Jun 19, 2004 20:25
I'm sitting here counting out dimes, seperating out all my change, counting it up like Scrooge McDuck in little piles all over the place, and meticulously recording how much I have, because I don't have a job and consequently, I am debilitatingly poor. But I have this collection of nickles and pennies, and also, the rare but beloved dimes and quarters. There's probably a 2:1 ratio in favor of nickles/pennies, though.
Anyway, I'm looking at dimes, thinking about how they want to put Reagan on it; bullshit. Because the dime is a glorious, underappreciated little coin. Find one. Look at it. It is pretty visually arresting... but also, paradoxically... it seems to just disappear from my fiscal consciousness. When I see a quarter on the street, I bend down and grab it; I rarely do this with pennies... for nickles, only occasionally. But the dime escapes my imagination almost entirely; I rarely see one around, and if I saw one, I wouldn't take note of this. It is very physically unimposing; there is real substance to a quarter, and the nickle is deceptively bulky; stocky and thick, built like a fire plug.
The penny is precisely the right size, shape, and weight for what it is.
The dime, though, is almost ethereal; thin, small, light. Smaller than both the penny and the nickle, it exceeds the monetary value of both; vastly exceeds the value, in the case of the penny, an entire order of magnitude greater; as great a gap exists between the dime and the penny as exists between the dollar and the dime, or the Hamilton and the Washington.
The profile of Roosevelt is very dignified, but also looks good humored, unlike the gaunt Jefferson, the austere and somewhat overbearing image of Washington, and the practically invisible visage of Lincoln. (Interesting: Washington and Roosevelt are not wearing clothes, they're just heads and necks; Jefferson appears to be wearing some kind of shirt - its from his shoulders up. Lincoln is in a shirt too, though his image is from the chest up.)
Washington looks like a marble bust from an abandoned temple; Jefferson looks like the hokey image on a children's book about history. Lincoln, in bronze, is difficult to make out. But you can see Roosevelt's jutting and clenched jaw, the little turkey-gobbler of skin beneath his chin, the part in his hair, the twist of the distinctive smile-grimace. If you look extremely closely, one can see his eyes. There is a remarkable amount of detailwork on the mini-form dime.
I also prefer it to the nickle and the penny because it follows a design scheme that is roughly comparable to the quarter; while all coins have 'Liberty', 'In God We Trust', the date of minting and the location of minting (recorded as a small letter... many of the coins I am examining bear a P, meaning they were minted in Philadelphia). The dime and the quarter have LIBERTY in all caps, along the top of the coin (though in the dime its about twenty degrees to the side, making room for Roosevelts head), 'In God We Trust' located low and to the left, the date located low and to the right on the dime, and right below Washington's head on the quarter. The penny has IN GOD WE TRUST in miniscule caps along the top, Liberty to the left, the date to the lower right. The nickle bears IN GOD WE TRUST in miniscule caps along the left side, LIBERTY and the date of manufacture along the right side. There is something about a unified design scheme that I like...

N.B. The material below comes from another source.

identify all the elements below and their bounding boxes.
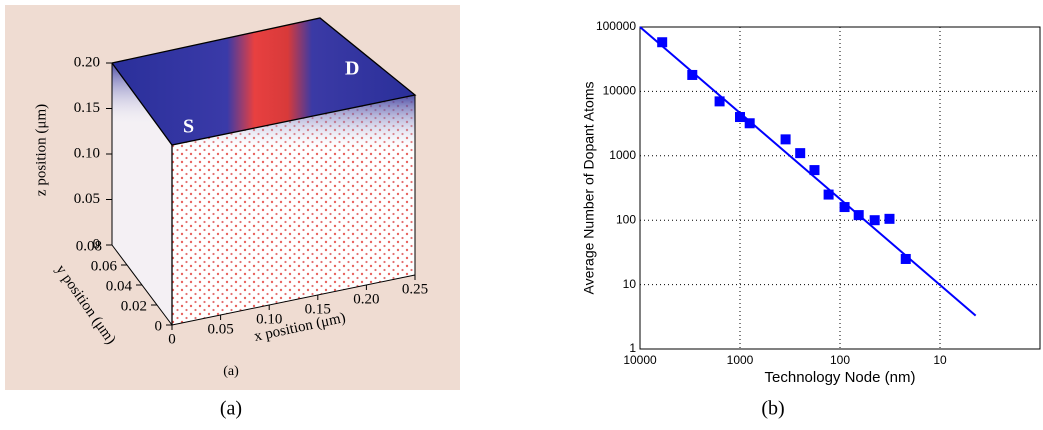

Anyway, we have cool currency. Lets not put Reagan on the dime; the dime is fine. Nothing is fucking wrong with the dime, all partisan politics aside. The dime looks good, and has a certain quality to it that I'm having difficulty putting into words. It is both invisible and visually striking, that's what I'm saying. Its fine, don't fuck it up, assholes.
The dime looks good.
The nickle, on the other hand.
I think my personal aversion to nickles is in no way related to the common complaints; too thick, too clumsy, not worth as much as a quarter, why bother? Yet, its .5, you know? Half of ten, and we're on a base ten system. It should be an extremely versatile coin, agile in the sense that its value is, well, a valuable number, but not too large (like twenty five cents) to become unwieldy - a handy five percent of one US Dollar. In terms of microcosmic financial interactions, those occuring on the scale of pocket change, the nickle would be as valueable as the five dollar bill, in a logical world. But this is certainly not a logical world, and the nickle is just a thick zinc-plated disk one flicks at the back of people's heads.
Maybe because our modern pricing tends not to charge, say, 2.15 for something, going instead straight to 2.25 or maybe even 2.50, we don't appreciate it.
Maybe it just looks kind of dumb.
At any rate, my aversion is different; it is in no small part because nickles are the favored coin of pranksters who glue currency to the ground for ha-has, to see spendthrifts bend down, raggedly chewed fingernails grasping vainly at concrete or hardwood, big fat ass waving in the air as they struggle for that precious five percent of an increasingly devalued dollar. It isn't dignified.